– Ну, нарочно торговец подложил кошелек или нет, вина воришки очевидна – кошелек он все-таки украл, вне зависимости от того, сколько в нем было. Так что для начала в тюрьму, а потом на каторгу.
– На каторгу? – ужаснулась девочка. – Но он же совсем еще ребенок!
– Что поделать, закон один для всех. Тут все зависело бы от позиции суда. Он мог бы и проявить снисхождение из-за возраста, в этом случае мальчика отправили бы в работный дом. Но знаете, если бы выбирал я, то предпочел бы каторгу.
– Ужасно! А суд… Как он проходит?
– Суд? Нобиля могут судить только нобили. Собирается специальное заседание Сената, и выбираются двенадцать судей. Суд по закону должен быть открытый. Решение выносится большинством голосов, а дальше уже в соответствии с законом, если признают виновным, и освобождают, если невиновным.
– Ух ты. Почти суд присяжных. А не нобилей кто судит?
– Все то же самое, только двенадцать человек выбирают из граждан республики.
– А мальчишку кто бы судил?
– Этого вора? Да набрали бы первых попавшихся людей и все.
– А если преступление, например, совершено купцом против нобиля?

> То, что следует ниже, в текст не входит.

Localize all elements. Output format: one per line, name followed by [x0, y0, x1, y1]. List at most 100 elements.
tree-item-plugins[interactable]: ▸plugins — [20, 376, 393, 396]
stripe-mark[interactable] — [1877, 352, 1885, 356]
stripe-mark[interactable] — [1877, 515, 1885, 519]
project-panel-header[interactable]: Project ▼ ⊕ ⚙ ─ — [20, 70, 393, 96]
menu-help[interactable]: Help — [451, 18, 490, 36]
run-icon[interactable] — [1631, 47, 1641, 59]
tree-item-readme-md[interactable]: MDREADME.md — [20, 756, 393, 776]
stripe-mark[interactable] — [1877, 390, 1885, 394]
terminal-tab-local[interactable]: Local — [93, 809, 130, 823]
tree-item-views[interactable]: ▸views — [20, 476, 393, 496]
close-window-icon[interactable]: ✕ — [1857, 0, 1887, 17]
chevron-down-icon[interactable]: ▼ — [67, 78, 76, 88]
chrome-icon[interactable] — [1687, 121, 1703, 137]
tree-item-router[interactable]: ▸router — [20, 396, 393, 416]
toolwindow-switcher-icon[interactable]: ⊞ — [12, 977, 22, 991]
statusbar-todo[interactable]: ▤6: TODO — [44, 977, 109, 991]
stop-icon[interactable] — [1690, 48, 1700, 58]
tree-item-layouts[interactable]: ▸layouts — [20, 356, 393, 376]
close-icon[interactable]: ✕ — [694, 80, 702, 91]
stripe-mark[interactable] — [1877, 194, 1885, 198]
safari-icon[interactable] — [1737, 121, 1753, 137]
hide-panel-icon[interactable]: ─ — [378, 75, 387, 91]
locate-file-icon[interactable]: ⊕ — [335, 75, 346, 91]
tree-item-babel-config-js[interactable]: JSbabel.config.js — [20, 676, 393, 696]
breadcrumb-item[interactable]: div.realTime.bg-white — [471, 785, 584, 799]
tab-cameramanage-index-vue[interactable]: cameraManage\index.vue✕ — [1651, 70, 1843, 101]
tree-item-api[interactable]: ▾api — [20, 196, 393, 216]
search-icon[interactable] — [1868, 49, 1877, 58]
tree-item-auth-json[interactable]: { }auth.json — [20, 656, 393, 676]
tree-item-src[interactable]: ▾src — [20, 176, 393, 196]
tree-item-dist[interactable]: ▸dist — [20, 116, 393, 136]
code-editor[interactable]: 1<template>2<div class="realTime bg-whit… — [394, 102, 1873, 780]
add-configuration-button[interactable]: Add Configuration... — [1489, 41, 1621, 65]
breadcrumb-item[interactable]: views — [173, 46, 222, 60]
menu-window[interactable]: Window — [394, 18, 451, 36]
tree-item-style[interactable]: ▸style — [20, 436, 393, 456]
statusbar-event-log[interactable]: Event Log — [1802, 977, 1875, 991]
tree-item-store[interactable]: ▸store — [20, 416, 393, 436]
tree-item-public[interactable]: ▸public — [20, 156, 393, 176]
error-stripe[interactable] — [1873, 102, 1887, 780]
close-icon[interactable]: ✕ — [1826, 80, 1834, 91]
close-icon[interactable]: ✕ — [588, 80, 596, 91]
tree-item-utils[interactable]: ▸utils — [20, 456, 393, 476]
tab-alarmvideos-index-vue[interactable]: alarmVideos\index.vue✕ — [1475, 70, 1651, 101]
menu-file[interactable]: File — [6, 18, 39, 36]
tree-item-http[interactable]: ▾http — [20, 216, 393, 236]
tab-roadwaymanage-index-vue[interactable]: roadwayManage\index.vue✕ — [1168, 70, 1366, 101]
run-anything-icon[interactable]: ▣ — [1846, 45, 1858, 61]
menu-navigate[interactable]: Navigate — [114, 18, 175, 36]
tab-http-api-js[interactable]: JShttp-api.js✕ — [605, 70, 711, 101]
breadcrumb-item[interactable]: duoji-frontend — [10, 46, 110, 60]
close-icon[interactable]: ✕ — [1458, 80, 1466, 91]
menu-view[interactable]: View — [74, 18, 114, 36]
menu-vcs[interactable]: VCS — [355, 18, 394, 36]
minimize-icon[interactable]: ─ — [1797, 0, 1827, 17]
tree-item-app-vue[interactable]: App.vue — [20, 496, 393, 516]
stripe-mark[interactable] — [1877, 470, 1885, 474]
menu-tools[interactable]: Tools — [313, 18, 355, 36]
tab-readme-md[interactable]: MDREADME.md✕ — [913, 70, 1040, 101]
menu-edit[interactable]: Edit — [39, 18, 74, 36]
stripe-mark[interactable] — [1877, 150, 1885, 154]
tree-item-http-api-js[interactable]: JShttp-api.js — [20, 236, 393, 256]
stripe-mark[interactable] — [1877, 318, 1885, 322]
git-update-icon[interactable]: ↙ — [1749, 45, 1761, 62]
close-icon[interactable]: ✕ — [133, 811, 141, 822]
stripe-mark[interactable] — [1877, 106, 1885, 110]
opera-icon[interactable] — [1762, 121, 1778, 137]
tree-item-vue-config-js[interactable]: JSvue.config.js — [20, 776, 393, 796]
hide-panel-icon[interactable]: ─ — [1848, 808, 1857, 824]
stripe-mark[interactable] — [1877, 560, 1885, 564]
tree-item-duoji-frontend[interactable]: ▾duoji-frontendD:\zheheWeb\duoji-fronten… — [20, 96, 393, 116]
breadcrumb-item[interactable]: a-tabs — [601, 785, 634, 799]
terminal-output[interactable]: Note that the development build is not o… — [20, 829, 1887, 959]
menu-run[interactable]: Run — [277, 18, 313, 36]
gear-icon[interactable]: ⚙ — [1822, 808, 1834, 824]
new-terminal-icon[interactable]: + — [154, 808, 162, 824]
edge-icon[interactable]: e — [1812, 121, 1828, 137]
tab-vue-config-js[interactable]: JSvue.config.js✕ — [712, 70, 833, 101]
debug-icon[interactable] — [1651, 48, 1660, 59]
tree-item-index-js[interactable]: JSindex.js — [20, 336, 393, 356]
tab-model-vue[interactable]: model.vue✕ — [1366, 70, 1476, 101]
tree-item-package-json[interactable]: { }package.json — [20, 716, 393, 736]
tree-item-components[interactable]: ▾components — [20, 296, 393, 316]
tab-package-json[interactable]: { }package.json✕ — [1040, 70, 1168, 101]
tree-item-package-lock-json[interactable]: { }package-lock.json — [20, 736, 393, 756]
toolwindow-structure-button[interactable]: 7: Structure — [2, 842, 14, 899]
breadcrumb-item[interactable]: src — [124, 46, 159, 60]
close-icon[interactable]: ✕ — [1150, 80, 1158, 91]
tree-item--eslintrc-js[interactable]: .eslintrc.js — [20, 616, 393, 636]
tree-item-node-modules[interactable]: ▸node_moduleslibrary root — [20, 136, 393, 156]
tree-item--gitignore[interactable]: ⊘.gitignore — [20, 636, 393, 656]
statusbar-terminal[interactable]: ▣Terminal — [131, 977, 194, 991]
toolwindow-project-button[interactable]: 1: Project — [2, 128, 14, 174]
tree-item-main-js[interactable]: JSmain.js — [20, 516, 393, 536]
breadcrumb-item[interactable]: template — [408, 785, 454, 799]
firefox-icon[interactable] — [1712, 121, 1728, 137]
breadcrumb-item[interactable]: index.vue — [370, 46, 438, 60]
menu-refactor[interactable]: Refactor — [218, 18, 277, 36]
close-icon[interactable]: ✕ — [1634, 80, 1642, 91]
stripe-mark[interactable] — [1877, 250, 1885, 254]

– Тогда специальная сенатская комиссия решает. Они набирают присяжных по договоренности с купеческой Sгильдией и Сенатом. Наташа, вы не понимаете, кто такие нобили. Это не некая социальная прослойка. Нобили сами купцы или банкиры, поэтому преступление купца против нобиля или нобиля против купца – это внутреннее дело. И даже если преступление совершает наемный работник против нобиля, то и тогда, если работник гражданин республики, он имеет право на открытый суд.
– Мне кажется, вполне демократично.
– Как? Вы имеете в виду равные права? Наташа, вы идеалистка. Ясно же, что в суде все равно все решают деньги.
– Да нет, это понятно. Но если суд открытый, то явных злоупотреблений и нарушений законов быть не должно.
– Ну, если так смотреть, тогда, конечно.
– Но я все равно не понимаю, как можно так сурово отнестись к тому мальчику! Каторга! Да ему лет двенадцать или одиннадцать!
– А у вас как за кражу наказывают таких?
– Таких не наказывают, – вздохнула Наташа. – У нас уголовная ответственность наступает по закону только с четырнадцати лет. Так что поругали бы… ну, пару подзатыльников отвесили бы, а потом отпустили к родителям. Те уже сильнее бы всыпали.
– Боюсь, что у этого мальчика просто нет родителей.
– Как и у меня, да? Тогда бы его передали в органы опеки. Определили бы в детский дом…
– Работный?
– Не работный, а детский. Я не знаю, что у вас в работном доме делают, потому не буду говорить, что это одно и то же. В детском доме просто живут и учатся дети, у которых нет родителей.
– Учатся?
– Ну конечно. Я же говорила, что среднее образование у нас обязательное и бесплатное.
– Обязательное?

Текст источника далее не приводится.